Несвята пожевал губами, но отвечать не стал. Крыть было нечем.
- Ладно, господа артель, давайте решать, что делать. Первую и вторую тысячи стрел – не принимаю. Что с ними творить далее – ваши хлопоты. И запомните, проверять буду строго. Недоделки не спущу! И так пол-склада под ними. А коли воевать придётся?
Кстати, последнее было более чем вероятно. Розмыслы крепостные доставили из степи самые нерадостные вести, и господа волхвы о сём знали.
Вставала степь! Нескончаемо пылили кочевья, подкатывая к самой границе. Да и то – с последнего большого набега дванадесять лет прошло, подросла новая поросль клыкастых, не знававших горя поражения. Им что? Пусть отцы их и сложили головы в битве с княжьей дружиной, но они-то сильнее и удалее! Видно, мнят, что уж они-то…
А ведь могут, могут!
Воля Силыч, сотский и воевода дозорной крепостцы Ключ, хорошо помнил тот набег, когда степь не только княжество, но и чуть не пол-Руси захлестнула, помнил изрубленного отца, помнил сестру, угнанную зеленокровыми. Да и Владислав Гордеич помнил те времена, хоть и молод был тогда и только учился волхвованию. Это нынешние - не помнят. Молодежь! Им бы всё в бирюльки, всё бы шмагией баловаться!
А это что, кстати? Сотский отодвинул Несвяту в сторону, отодвинул одним лёгким движением, будто муху отогнал, а не дюжего мужика в три сотни фунтов двинул. В углу на лавке лежал белужий пузырь с бирюльками. Пашкин же! Вот, коза, и сюда добралась!

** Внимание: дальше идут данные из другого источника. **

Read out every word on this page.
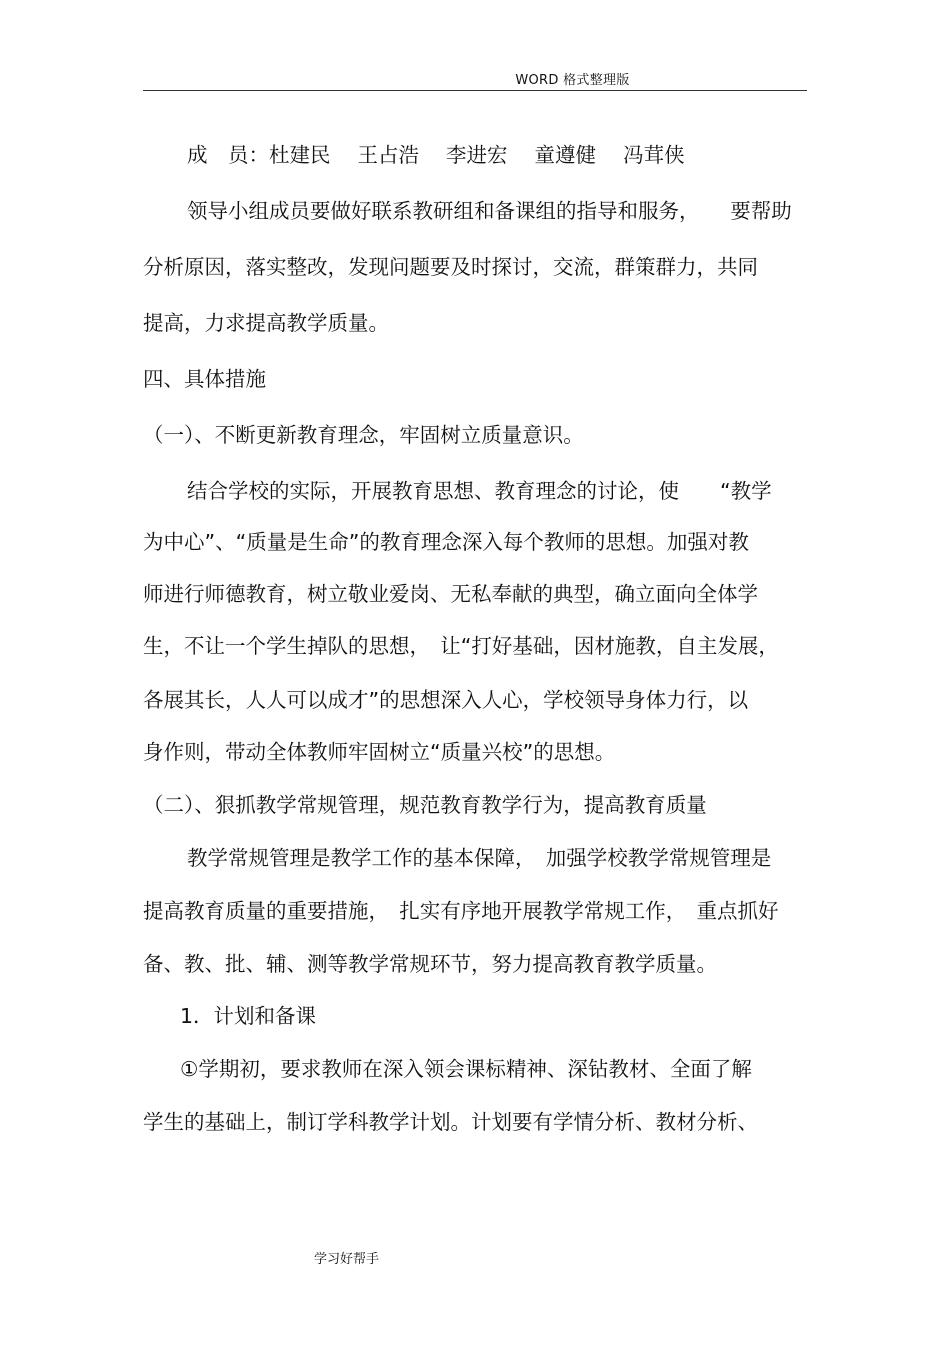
WORD 格式整理版
成　员：杜建民　 王占浩　 李进宏　 童遵健　 冯茸侠
领导小组成员要做好联系教研组和备课组的指导和服务，　　要帮助
分析原因，落实整改，发现问题要及时探讨，交流，群策群力，共同
提高，力求提高教学质量。
四、具体措施
（一）、不断更新教育理念，牢固树立质量意识。
结合学校的实际，开展教育思想、教育理念的讨论，使　　“教学
为中心”、“质量是生命”的教育理念深入每个教师的思想。加强对教
师进行师德教育，树立敬业爱岗、无私奉献的典型，确立面向全体学
生，不让一个学生掉队的思想，　让“打好基础，因材施教，自主发展，
各展其长，人人可以成才”的思想深入人心，学校领导身体力行，以
身作则，带动全体教师牢固树立“质量兴校”的思想。
（二）、狠抓教学常规管理，规范教育教学行为，提高教育质量
教学常规管理是教学工作的基本保障，　加强学校教学常规管理是
提高教育质量的重要措施，　扎实有序地开展教学常规工作，　重点抓好
备、教、批、辅、测等教学常规环节，努力提高教育教学质量。
1．计划和备课
①学期初，要求教师在深入领会课标精神、深钻教材、全面了解
学生的基础上，制订学科教学计划。计划要有学情分析、教材分析、
学习好帮手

- Так, господа артель, - сотский свёл мохнатые брови, морщины на лбу собрались тяжёлыми складками, - Вас сюда на кой прислали – девок местных портить?
Пудовый кулачище с зажатым пузырём заплясал перед лицом Несвяты.
- Лучше сразу сознавайтесь, кто дочь мне блазнит?
- А-а-а, э-э-э… - молодой волхв не знал, что и молвить. Так опростоволоситься!
- Что блеешь аки ярка на сносях? Аль, значить, сказать что норовишь? – оскалился сотский.
- Воля Силыч, - вмешался старшина артели, - в том я повинен. Дочка твоя силу имеет. Учиться ей надобно.
- Каку таку силу? – заорал сотский, его уже несло - глаза покраснели и чуть не вылазили из орбит, – Ежли вы княжьи людишки, так и девок, значить, ломать можно? Ужо найду на вас расправу…
До каких высот взметнулся бы его гнев – уже не выяснить, но только в разодранную криком глотку кусок тягуче-янтарной смолы вклеился, а Владислав Гордеич улыбнулся в бородку и стряхнул с руки остатние кусочки заклятия, рассыпавшиеся по полу звонкими льдинками.
- Охолони, господин сотский! – старшина этак беспечно хлопнул Волю Силыча по плечу, - здесь те не вои, а мужи учёные, степенные. Да и не к лицу тебе впустую браниться! Лучше сядь, да послушай подобру-поздорову. Эй, лавку сюда!
Только сотский присаживаться не стал, единым махом выпростал кусок смолы изо рта, швырнул в сердцах в угол и ушёл. Стоило затвориться за ним двери, как с лица Владислав Гордеича сплыла улыбка, тут же обернувшись смертельной бледностью.
- Пронесло… - только и смог он вымолвить, да стёр со лба пот. Не легко, видно, далось ему создание смолы-то, нелегко.
- Это чего этот вой о себе вообразил?! – завозмущался Несвят, - Это что творится, коли всякий-який волхвам указы давать будет?!
- Дурак ты, - негромко бросил Вольха, старший ученик Владислав Гордеича, и принялся хлопотать около осевшего на лавку учителя.
- Это почему это я дурак? – Несвят ещё хорохорился, до уязвлённого сознания ещё не дошёл смысл происходящего, - Над волхвами – только светлый князь да боги, а тут – какой-то сотский мной командовать будет! Да я его…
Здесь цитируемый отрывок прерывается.